BBC News reports when 57-year-old Chen Guanming watched the Olympic flag get passed to London's mayor in 2008 in Beijing he was inspired to attend the 2012 games. He decided to travel the only way he could: by rickshaw.

The story sounds too amazing to be true, but Chen, who is from the Jiangsu province in eastern China, has a passport, pictures, press clippings and book full of messages from around the world to document his journey.

He met with intense heat in Malaysia and Vietnam, and with deadly floods in Thailand. When he was denied a visa into Burma, he backtracked and cycled to Tibet where he scaled mountains. Once in Turkey, he was snowed in for four days.

He was supported along the way by donations and by couriering items for people. He arrived in London July 9th.

Incredibly, his story may have never have been told if a local man with a little knowledge of Mandarin hadn't noticed him sitting in his rickshaw on a London street looking "completely lost and downhearted."

"At first I assumed it was a tourist rickshaw," London resident John Beeston told BBC News. "Then I looked back and thought 'No, this is something different'."

Beeston was able to communicate with Chen, who speaks no English, and learn parts of his story. Beeston then took Chen to London's Chinatown, where Chen was able to explain his story in full. He has since been showered with admiration and offers of accommodation.
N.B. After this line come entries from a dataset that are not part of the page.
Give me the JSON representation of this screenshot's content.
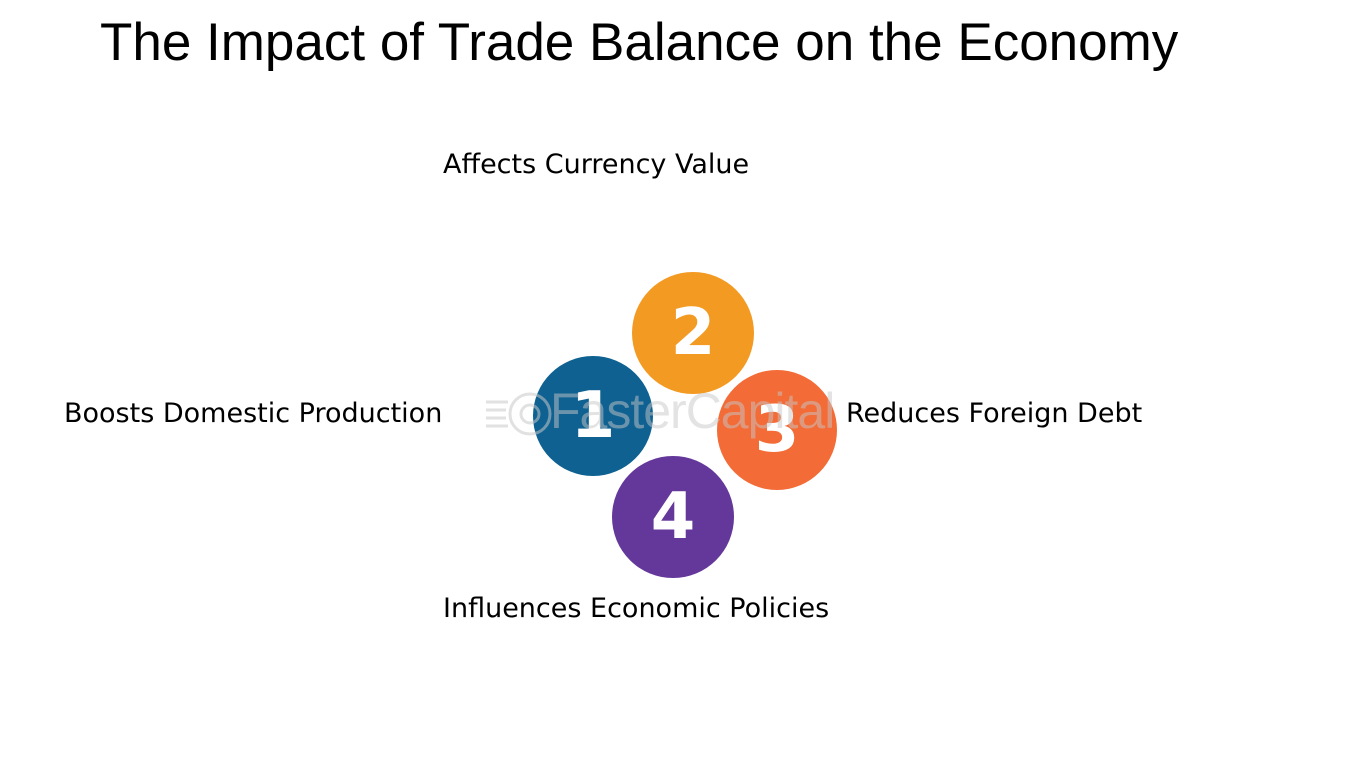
{
  "title": "The Impact of Trade Balance on the Economy",
  "items": [
    {
      "number": "1",
      "label": "Boosts Domestic Production",
      "color": "#0e6191"
    },
    {
      "number": "2",
      "label": "Affects Currency Value",
      "color": "#f39a23"
    },
    {
      "number": "3",
      "label": "Reduces Foreign Debt",
      "color": "#f36b36"
    },
    {
      "number": "4",
      "label": "Influences Economic Policies",
      "color": "#64379a"
    }
  ],
  "watermark": {
    "text": "FasterCapital"
  }
}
"It's like telling people that a Martian has landed in the garden," Beeston told BBC News. "But, what he's done isn't dissimilar to what Marco Polo did and the Italians named an airport after him."

Chen says he wants to spread a message of peace and environmental protection, something he attempted to do during the Beijing games as well. He also traveled on his rickshaw from his hometown to Beijing in 2008.

"I'm a big fan of Olympic Games," Chen told BBC News. "I wanted to come here because I wanted the whole world to support the Olympics and be part of it."